Swiss move sends world shares into another week of losses
Euro stays pinned near an 11-year low against dollar as market turmoil continues
Investors took the ditching of the franc’s cap against the euro as a sign the Swiss National Bank was anticipating the imminent launch of a significant European Central Bank bond purchase programme
Shockwaves from Switzerland’s move to ditch its currency cap were still being felt on Friday, as investors made a fresh grab for top-rated government bonds, and world shares and commodities headed for another week of losses.
The Swiss franc dipped after Thursday’s surge, but it become the first country to see its 10-year bond yields fall below zero and its shares were again Europe’s worst performers.
Stocks worldwide were limping towards a third week in the red, while Wall Street was expected to decline for a sixth consecutive day for the first time since mid-2012, the height of the euro zone crisis.
Fragile risk appetite meant more record low yields for German and other core euro zone government bonds, while Greek markets fell as it emerged two of its banks had requested emergency ECB funding.
Commodity markets were for once an area of relative calm as oil climbed to just below $49 a barrel, safe-haven gold cooled after its best run in 11 months and copper settled after 7 per cent plunge this week.
“It’s not panic but there has been volatility across the board, in FX, in commodities, in bonds and in stocks this week,” said Alvin Tan, a strategist at Societe Generale.
“For a developed G10 currency, the 20 per cent move in the Swiss franc (this week) was extraordinary.” Thursday’s shock Swiss decision to abandon the franc cap and bets the European Central Bank will start buying government bonds with new money as soon as next week combined to keep the euro pinned near an 11-year low against the dollar.

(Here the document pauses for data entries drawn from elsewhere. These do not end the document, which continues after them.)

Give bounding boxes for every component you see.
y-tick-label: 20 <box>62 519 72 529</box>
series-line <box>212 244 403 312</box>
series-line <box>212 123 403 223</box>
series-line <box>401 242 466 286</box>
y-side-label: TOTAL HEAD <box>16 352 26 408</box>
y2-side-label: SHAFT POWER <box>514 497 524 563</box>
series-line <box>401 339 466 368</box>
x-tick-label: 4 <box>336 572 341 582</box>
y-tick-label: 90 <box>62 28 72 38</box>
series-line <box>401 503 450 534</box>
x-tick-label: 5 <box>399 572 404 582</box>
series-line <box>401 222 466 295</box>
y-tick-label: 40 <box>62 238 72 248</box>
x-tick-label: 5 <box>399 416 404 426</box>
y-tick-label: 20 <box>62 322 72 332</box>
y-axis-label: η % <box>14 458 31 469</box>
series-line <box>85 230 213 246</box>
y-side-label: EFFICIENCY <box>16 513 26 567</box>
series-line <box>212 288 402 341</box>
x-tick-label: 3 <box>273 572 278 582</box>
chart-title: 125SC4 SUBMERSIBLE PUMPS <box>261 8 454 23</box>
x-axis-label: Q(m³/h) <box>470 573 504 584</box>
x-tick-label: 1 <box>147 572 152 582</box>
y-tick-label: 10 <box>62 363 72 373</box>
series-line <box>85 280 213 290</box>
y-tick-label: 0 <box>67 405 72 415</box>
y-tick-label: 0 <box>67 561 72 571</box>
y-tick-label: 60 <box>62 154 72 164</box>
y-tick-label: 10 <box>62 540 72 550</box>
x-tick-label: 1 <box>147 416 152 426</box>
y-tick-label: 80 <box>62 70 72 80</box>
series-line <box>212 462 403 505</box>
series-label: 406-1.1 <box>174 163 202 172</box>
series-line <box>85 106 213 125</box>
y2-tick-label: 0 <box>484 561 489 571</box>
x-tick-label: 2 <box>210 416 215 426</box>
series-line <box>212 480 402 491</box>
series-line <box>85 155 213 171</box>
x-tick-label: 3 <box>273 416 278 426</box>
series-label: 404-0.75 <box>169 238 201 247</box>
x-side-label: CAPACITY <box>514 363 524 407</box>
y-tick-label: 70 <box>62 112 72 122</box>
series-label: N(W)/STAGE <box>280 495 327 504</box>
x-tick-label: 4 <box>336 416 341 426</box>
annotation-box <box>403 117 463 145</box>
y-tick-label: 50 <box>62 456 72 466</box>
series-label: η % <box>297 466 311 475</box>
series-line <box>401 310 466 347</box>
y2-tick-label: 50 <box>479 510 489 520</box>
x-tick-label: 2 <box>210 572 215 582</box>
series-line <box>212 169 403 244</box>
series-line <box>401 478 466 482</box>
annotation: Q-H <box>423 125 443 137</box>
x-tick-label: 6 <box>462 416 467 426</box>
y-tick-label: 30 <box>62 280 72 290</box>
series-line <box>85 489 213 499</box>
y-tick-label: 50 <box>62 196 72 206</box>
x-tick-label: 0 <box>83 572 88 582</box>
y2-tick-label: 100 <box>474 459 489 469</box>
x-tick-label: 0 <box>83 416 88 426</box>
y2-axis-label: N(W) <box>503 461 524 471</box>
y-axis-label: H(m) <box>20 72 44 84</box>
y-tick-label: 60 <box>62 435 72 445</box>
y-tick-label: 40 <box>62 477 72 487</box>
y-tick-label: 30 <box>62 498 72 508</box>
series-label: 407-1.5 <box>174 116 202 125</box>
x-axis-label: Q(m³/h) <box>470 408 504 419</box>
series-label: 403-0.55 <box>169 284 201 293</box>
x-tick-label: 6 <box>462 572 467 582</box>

It rose over 4.5 per cent against the Swiss franc, however, after plunging more than 18 percent on Thursday, the biggest daily loss in its history.
Top ECB policymaker Benoit Coeure stoked quantitative easing expectations further, saying the aim would be to anchor long-term financing conditions and restore confidence in the bloc’s inflation target of just under 2 per cent.
His comments came as it was confirmed euro zone prices fell last month for the first time since 2009.